The underlying premise of HexaShield tested investing is that we live in an increasingly disruptive world where lives of businesses have gotten shorter and that the source of all long term returns is simple - businesses generating high returns on capital and their ability to reinvest at incrementally high rates.
On the first aspect, a recent study by McKinsey found that the average life-span of companies listed in Standard & Poor’s 500 was 61 years in 1958. Today, it is less than 18 years. McKinsey believes that, in 2027, 75% of the companies currently quoted on the S&P 500 will have disappeared. Therefore, it's important to only be invested in companies that showcase the ability to survive in a disruptive world, a quality that is exhibited by companies that pass the HexaShield tests.
Secondly, over the long term, investing boils down to one simple fact as summarised succinctly by Mr. Buffett - "Leaving the question of price aside, the best business to own is one that over an extended period can employ large amounts of incremental capital at very high rates of return."

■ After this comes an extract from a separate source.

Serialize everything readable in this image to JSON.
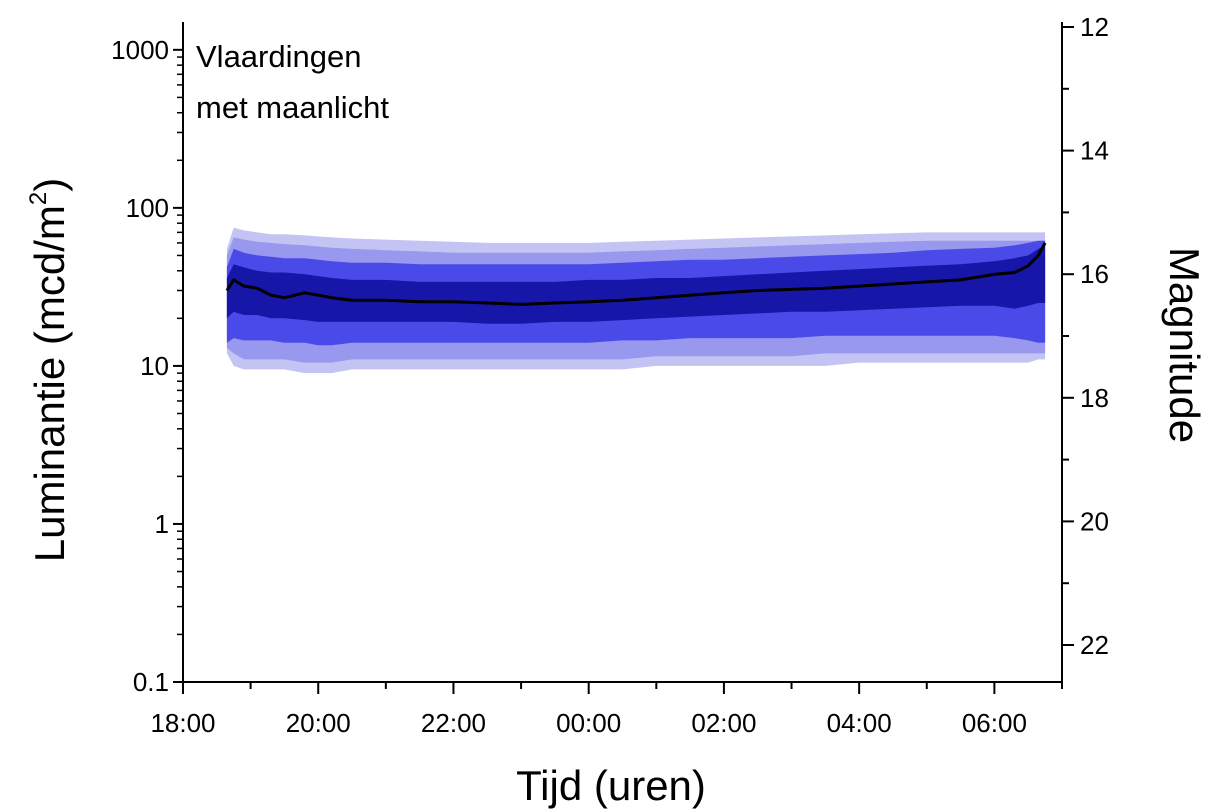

A breakdown of the returns of the S&P 500 of the last century beautifully illustrates this point. Even if an investor would have invested at the lowest multiple in 1917 and cashed out at the highest multiple of the century in 1999, the return attributable to the expansion of earnings would merely be 2.3%. This can be easily calculated on a Texas BA II Plus calculator by inputting -5.3 as Present Value (PV), 34 as Future Value (FV), period (N) at 82 years and computing the return would throw up 2.3% as the CAGR over 82 years. During the same period, the S&P 500 actually delivered returns of 11.6% on a compounded basis which means that 9.3% p.a. (i.e. 11.6% - 2.3%) actually came from the compounding of re-invested earnings over time. This contributed to 80% of the total returns.